L'emploi du breton dans la liturgie


     La Commission interdiocésaine (Vannes, Saint-Brieuc, Quimper) des textes liturgiques en breton a publié les directives pratiques ci-après:

     [...] Dans l'agencement de la liturgie en langue vivante, on sera amené à utiliser la langue qui se trouve être la plus indiquée pour l'instruction et l'édification des fidèles dont on a la charge, comme pour l'expression de leur prière. Les préférences personnelles du prêtre ne doivent pas être un facteur déterminant dans le choix de la langue. La préférence exprimée des intéressés doit être prise en considération.

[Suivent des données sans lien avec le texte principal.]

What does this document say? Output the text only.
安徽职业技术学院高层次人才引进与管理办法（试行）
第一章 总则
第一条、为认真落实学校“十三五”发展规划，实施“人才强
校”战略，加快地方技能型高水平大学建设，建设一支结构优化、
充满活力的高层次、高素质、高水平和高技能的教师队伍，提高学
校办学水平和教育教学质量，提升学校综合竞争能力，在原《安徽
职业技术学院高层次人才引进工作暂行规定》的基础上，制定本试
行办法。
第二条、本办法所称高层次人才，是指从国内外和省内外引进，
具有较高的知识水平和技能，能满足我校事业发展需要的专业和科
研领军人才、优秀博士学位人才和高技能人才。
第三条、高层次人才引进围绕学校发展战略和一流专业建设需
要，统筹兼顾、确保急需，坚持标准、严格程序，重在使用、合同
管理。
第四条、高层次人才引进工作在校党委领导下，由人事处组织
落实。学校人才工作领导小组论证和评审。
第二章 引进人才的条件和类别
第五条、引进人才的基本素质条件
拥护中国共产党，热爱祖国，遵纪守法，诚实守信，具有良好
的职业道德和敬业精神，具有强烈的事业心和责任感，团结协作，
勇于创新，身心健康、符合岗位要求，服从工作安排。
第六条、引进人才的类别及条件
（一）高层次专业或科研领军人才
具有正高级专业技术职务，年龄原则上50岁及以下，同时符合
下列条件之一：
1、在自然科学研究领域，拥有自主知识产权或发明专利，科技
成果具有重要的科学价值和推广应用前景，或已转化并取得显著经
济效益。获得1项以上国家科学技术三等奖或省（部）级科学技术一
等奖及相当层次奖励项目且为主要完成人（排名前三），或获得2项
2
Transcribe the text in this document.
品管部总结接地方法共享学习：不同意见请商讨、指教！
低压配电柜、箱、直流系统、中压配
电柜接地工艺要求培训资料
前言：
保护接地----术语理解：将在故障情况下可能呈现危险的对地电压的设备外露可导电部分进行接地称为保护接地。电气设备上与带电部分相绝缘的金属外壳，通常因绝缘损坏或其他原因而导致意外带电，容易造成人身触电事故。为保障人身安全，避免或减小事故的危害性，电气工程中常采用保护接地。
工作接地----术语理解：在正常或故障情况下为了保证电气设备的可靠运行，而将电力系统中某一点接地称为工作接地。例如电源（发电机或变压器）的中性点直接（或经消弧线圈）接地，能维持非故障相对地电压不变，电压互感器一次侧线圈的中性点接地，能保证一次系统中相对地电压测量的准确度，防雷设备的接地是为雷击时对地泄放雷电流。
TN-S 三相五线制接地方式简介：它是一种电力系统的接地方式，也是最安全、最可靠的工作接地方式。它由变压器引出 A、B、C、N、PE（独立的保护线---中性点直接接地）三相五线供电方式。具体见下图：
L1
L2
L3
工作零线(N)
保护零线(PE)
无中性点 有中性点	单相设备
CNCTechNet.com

Dans certaines paroisses, l'usage du breton peut marquer un progrès dans la participation vivante et fervente des fidèles.
     Les prêtres feront connaître aux fidèles que le breton est reconnu par l'Eglise comme langue liturgique. En même temps, ils chercheront très objectivement dans quelle mesure et dans quelles circonstances on l'utilisera dans la paroisse. Pour cela, il y a lieu de distinguer plusieurs cas, où les données sont différentes:
     1. Dans les cérémonies
à caractère personnel, on tiendra naturellement compte du désir exprimé par les fidèles: administration des sacrements de mariage et de pénitence (les prières de l'absolution seront dites en breton ou en français, suivant la langue employée par le pénitent).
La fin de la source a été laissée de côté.